Vous parlez de mettre fin à l’impunité avec notamment un rendu équitable. Quelle est votre appréciation sur les événements du 28 septembre dernier et le sort qui devrait être réservé aux auteurs du massacre ?
Ce qui s’est passé le 28 septembre est inadmissible. Ces événements ont jeté le discrédit sur notre pays. Un autre acte ignoble a été commis le 3 décembre puisque la violence dans le règlement et l’attentat n’ont jamais été encouragés en Guinée, encore moins entre militaires.
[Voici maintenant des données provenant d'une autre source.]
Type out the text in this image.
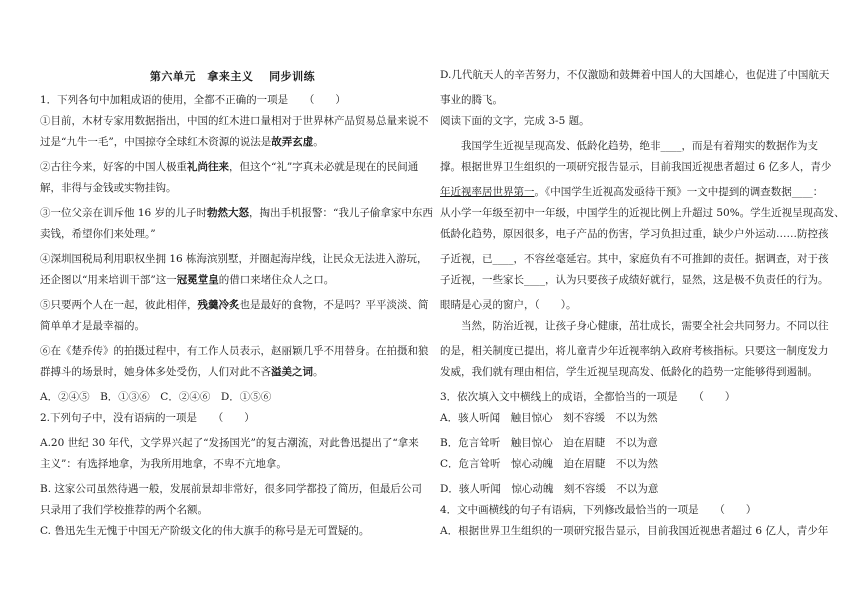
第六单元　拿来主义　 同步训练
1．下列各句中加粗成语的使用，全都不正确的一项是　　（　　）
①目前，木材专家用数据指出，中国的红木进口量相对于世界林产品贸易总量来说不
过是“九牛一毛”，中国掠夺全球红木资源的说法是故弄玄虚。
②古往今来，好客的中国人极重礼尚往来，但这个“礼”字真未必就是现在的民间通
解，非得与金钱或实物挂钩。
③一位父亲在训斥他 16 岁的儿子时勃然大怒，掏出手机报警：“我儿子偷拿家中东西
卖钱，希望你们来处理。”
④深圳国税局利用职权坐拥 16 栋海滨别墅，并圈起海岸线，让民众无法进入游玩，
还企图以“用来培训干部”这一冠冕堂皇的借口来堵住众人之口。
⑤只要两个人在一起，彼此相伴，残羹冷炙也是最好的食物，不是吗？平平淡淡、简
简单单才是最幸福的。
⑥在《楚乔传》的拍摄过程中，有工作人员表示，赵丽颖几乎不用替身。在拍摄和狼
群搏斗的场景时，她身体多处受伤，人们对此不吝溢美之词。
A．②④⑤　B．①③⑥　C．②④⑥　D．①⑤⑥
2.下列句子中，没有语病的一项是　　（　　）
A.20 世纪 30 年代，文学界兴起了“发扬国光”的复古潮流，对此鲁迅提出了“拿来
主义”：有选择地拿，为我所用地拿，不卑不亢地拿。
B. 这家公司虽然待遇一般，发展前景却非常好，很多同学都投了简历，但最后公司
只录用了我们学校推荐的两个名额。
C. 鲁迅先生无愧于中国无产阶级文化的伟大旗手的称号是无可置疑的。
D.几代航天人的辛苦努力，不仅激励和鼓舞着中国人的大国雄心，也促进了中国航天
事业的腾飞。
阅读下面的文字，完成 3-5 题。
我国学生近视呈现高发、低龄化趋势，绝非____，而是有着翔实的数据作为支
撑。根据世界卫生组织的一项研究报告显示，目前我国近视患者超过 6 亿多人，青少
年近视率居世界第一。《中国学生近视高发亟待干预》一文中提到的调查数据____：
从小学一年级至初中一年级，中国学生的近视比例上升超过 50%。学生近视呈现高发、
低龄化趋势，原因很多，电子产品的伤害，学习负担过重，缺少户外运动……防控孩
子近视，已____，不容丝毫延宕。其中，家庭负有不可推卸的责任。据调查，对于孩
子近视，一些家长____，认为只要孩子成绩好就行，显然，这是极不负责任的行为。
眼睛是心灵的窗户，（　　）。
当然，防治近视，让孩子身心健康，茁壮成长，需要全社会共同努力。不同以往
的是，相关制度已提出，将儿童青少年近视率纳入政府考核指标。只要这一制度发力
发威，我们就有理由相信，学生近视呈现高发、低龄化的趋势一定能够得到遏制。
3．依次填入文中横线上的成语，全都恰当的一项是　　（　　）
A．骇人听闻　触目惊心　刻不容缓　不以为然
B．危言耸听　触目惊心　迫在眉睫　不以为意
C．危言耸听　惊心动魄　迫在眉睫　不以为然
D．骇人听闻　惊心动魄　刻不容缓　不以为意
4．文中画横线的句子有语病，下列修改最恰当的一项是　　（　　）
A．根据世界卫生组织的一项研究报告显示，目前我国近视患者超过 6 亿人，青少年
Mais ce qui m’a frappé et que je trouve remarquable est que l’Armée s’est ressaisie après tous ces événements. Il y a donc une reprise en main de l’Armée. Il y a un mal profond dans l’armée. Maintenant, nous avons un nouveau contexte qui fait que la restructuration de l’armée passe par la restauration de la discipline, le respect des droits de l’homme, la formation et la sensibilisation des populations.
N’empêche qu’il y a des pressions de la communauté internationale en vue de faire traduire certains responsables de l’armée devant des juridictions pour crimes ?
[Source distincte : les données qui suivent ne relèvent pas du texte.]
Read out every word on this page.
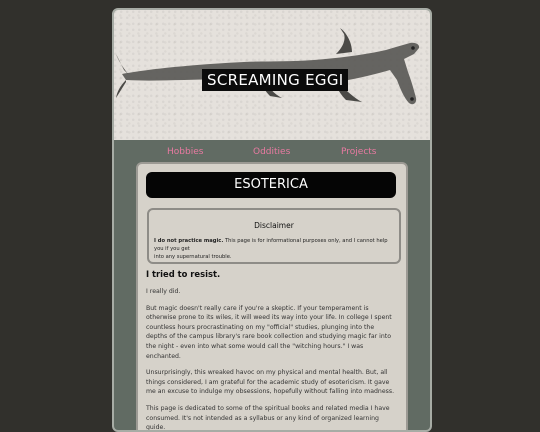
SCREAMING EGGI
Hobbies	Oddities	Projects
ESOTERICA
Disclaimer
I do not practice magic. This page is for informational purposes only, and I cannot help you if you get
into any supernatural trouble.

I tried to resist.

I really did.

But magic doesn't really care if you're a skeptic. If your temperament is otherwise prone to its wiles, it will weed its way into your life. In college I spent countless hours procrastinating on my "official" studies, plunging into the depths of the campus library's rare book collection and studying magic far into the night - even into what some would call the "witching hours." I was enchanted.

Unsurprisingly, this wreaked havoc on my physical and mental health. But, all things considered, I am grateful for the academic study of esotericism. It gave me an excuse to indulge my obsessions, hopefully without falling into madness.

This page is dedicated to some of the spiritual books and related media I have consumed. It's not intended as a syllabus or any kind of organized learning guide.
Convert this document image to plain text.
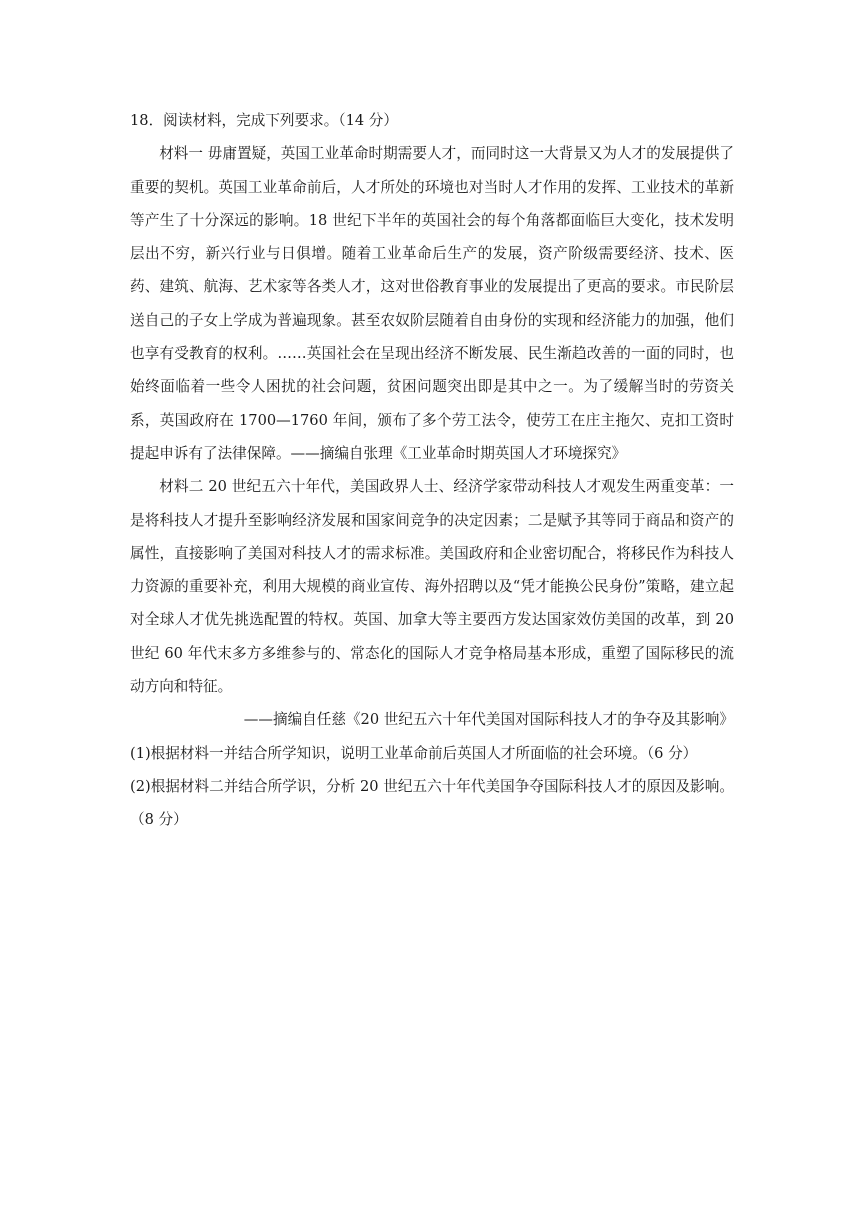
18．阅读材料，完成下列要求。（14 分）

材料一 毋庸置疑，英国工业革命时期需要人才，而同时这一大背景又为人才的发展提供了重要的契机。英国工业革命前后，人才所处的环境也对当时人才作用的发挥、工业技术的革新等产生了十分深远的影响。18 世纪下半年的英国社会的每个角落都面临巨大变化，技术发明层出不穷，新兴行业与日俱增。随着工业革命后生产的发展，资产阶级需要经济、技术、医药、建筑、航海、艺术家等各类人才，这对世俗教育事业的发展提出了更高的要求。市民阶层送自己的子女上学成为普遍现象。甚至农奴阶层随着自由身份的实现和经济能力的加强，他们也享有受教育的权利。……英国社会在呈现出经济不断发展、民生渐趋改善的一面的同时，也始终面临着一些令人困扰的社会问题，贫困问题突出即是其中之一。为了缓解当时的劳资关系，英国政府在 1700—1760 年间，颁布了多个劳工法令，使劳工在庄主拖欠、克扣工资时提起申诉有了法律保障。——摘编自张理《工业革命时期英国人才环境探究》

材料二 20 世纪五六十年代，美国政界人士、经济学家带动科技人才观发生两重变革：一是将科技人才提升至影响经济发展和国家间竞争的决定因素；二是赋予其等同于商品和资产的属性，直接影响了美国对科技人才的需求标准。美国政府和企业密切配合，将移民作为科技人力资源的重要补充，利用大规模的商业宣传、海外招聘以及“凭才能换公民身份”策略，建立起对全球人才优先挑选配置的特权。英国、加拿大等主要西方发达国家效仿美国的改革，到 20 世纪 60 年代末多方多维参与的、常态化的国际人才竞争格局基本形成，重塑了国际移民的流动方向和特征。

——摘编自任慈《20 世纪五六十年代美国对国际科技人才的争夺及其影响》

(1)根据材料一并结合所学知识，说明工业革命前后英国人才所面临的社会环境。（6 分）

(2)根据材料二并结合所学识，分析 20 世纪五六十年代美国争夺国际科技人才的原因及影响。（8 分）
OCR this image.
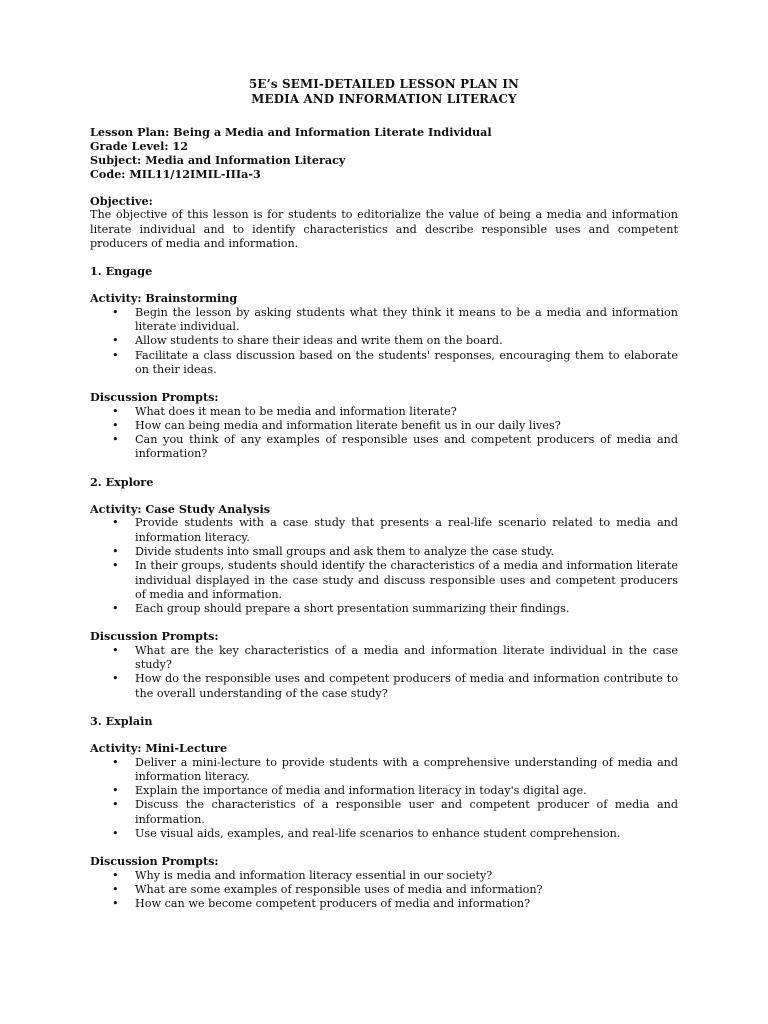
5E’s SEMI-DETAILED LESSON PLAN IN
MEDIA AND INFORMATION LITERACY
Lesson Plan: Being a Media and Information Literate Individual
Grade Level: 12
Subject: Media and Information Literacy
Code: MIL11/12IMIL-IIIa-3
Objective:
The objective of this lesson is for students to editorialize the value of being a media and information literate individual and to identify characteristics and describe responsible uses and competent producers of media and information.
1. Engage
Activity: Brainstorming
• Begin the lesson by asking students what they think it means to be a media and information literate individual.
• Allow students to share their ideas and write them on the board.
• Facilitate a class discussion based on the students' responses, encouraging them to elaborate on their ideas.
Discussion Prompts:
• What does it mean to be media and information literate?
• How can being media and information literate benefit us in our daily lives?
• Can you think of any examples of responsible uses and competent producers of media and information?
2. Explore
Activity: Case Study Analysis
• Provide students with a case study that presents a real-life scenario related to media and information literacy.
• Divide students into small groups and ask them to analyze the case study.
• In their groups, students should identify the characteristics of a media and information literate individual displayed in the case study and discuss responsible uses and competent producers of media and information.
• Each group should prepare a short presentation summarizing their findings.
Discussion Prompts:
• What are the key characteristics of a media and information literate individual in the case study?
• How do the responsible uses and competent producers of media and information contribute to the overall understanding of the case study?
3. Explain
Activity: Mini-Lecture
• Deliver a mini-lecture to provide students with a comprehensive understanding of media and information literacy.
• Explain the importance of media and information literacy in today's digital age.
• Discuss the characteristics of a responsible user and competent producer of media and information.
• Use visual aids, examples, and real-life scenarios to enhance student comprehension.
Discussion Prompts:
• Why is media and information literacy essential in our society?
• What are some examples of responsible uses of media and information?
• How can we become competent producers of media and information?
Je pense qu’il faut savoir que ce sont nos inconséquences, nos négligences sur les ressources internes de négociations et de règlement de crise qui nous ont conduits à cette situation actuelle. Nous devons travailler avec la communauté internationale pour que les acteurs guinéens essaient parallèlement d’être à l’écoute de nos structures internes de réconciliation. Il s’agit des sages, des religieux qui ont créé des comités avec la coordination des quatre régions naturelles de la Guinée.
Le contexte actuel, marqué par une prise de conscience de la situation de blocage, dessert tout le monde, amène les uns et les autres à privilégier un dialogue sincère, à mettre l’intérêt supérieur en avant. La meilleure médiation n’aboutit à rien si les protagonistes ne sont pas animés par une volonté sincère d’arriver à un résultat.Ce que je demande à la communauté internationale, c’est d’analyser avec intelligence le contexte et de s’inscrire dans la dynamique non pas de l’exclusion et des sanctions, mais de rapprochement de toutes les parties en impliquant tous les pays voisins et les organisations sous-régionales qui ont des ressources.
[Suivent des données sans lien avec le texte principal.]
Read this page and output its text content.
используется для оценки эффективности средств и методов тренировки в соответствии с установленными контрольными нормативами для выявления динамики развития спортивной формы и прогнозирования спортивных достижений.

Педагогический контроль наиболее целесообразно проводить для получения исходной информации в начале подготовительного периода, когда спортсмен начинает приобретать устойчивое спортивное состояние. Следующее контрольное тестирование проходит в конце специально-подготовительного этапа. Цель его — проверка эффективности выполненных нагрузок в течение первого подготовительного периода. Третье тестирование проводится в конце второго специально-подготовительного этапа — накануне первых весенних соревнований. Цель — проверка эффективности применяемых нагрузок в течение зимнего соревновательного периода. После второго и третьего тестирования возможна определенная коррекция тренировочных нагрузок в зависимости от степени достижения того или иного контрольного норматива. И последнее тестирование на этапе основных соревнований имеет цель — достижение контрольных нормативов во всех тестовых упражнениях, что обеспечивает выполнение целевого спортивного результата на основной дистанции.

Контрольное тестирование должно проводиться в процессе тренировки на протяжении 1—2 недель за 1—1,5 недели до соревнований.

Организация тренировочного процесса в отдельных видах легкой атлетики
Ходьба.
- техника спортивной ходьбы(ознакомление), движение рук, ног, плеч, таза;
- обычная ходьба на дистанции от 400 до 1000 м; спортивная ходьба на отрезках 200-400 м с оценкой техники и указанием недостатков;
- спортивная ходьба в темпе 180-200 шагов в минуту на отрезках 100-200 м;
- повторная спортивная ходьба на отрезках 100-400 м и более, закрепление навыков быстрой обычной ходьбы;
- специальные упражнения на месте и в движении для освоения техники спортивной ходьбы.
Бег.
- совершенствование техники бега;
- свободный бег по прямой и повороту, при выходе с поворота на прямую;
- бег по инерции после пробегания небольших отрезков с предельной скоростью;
Sur un autre registre, le quotidien des populations est marqué par des souffrances multiformes. Que fait votre gouvernement pour les atténuer ?
Vous savez que pendant qu’on traverse cette crise, il n’y a pas d’aide et de ressources extérieures. Ce qu’il y a lieu de faire est de mettre de l’ordre dans le système de gestion, définir des priorités, orienter les dépenses vers les secteurs et les projets capables d’avoir un impact supérieur rapide sur les conditions de vie et la relance des activités. Il nous faut donc investir dans l’eau et l’électricité, le secteur routier, restaurer la transparence dans la gestion et combattre tout ce qui freine les activités des opérateurs économiques. Un autre point important est la lutte contre l’insécurité.
Les responsables de la junte avaient, en vous confiant le gouvernement, le souci d’organiser des élections en 2009. Peut-on s’attendre à ce que la transition soit effective avec l’organisation d’élections générales cette année ?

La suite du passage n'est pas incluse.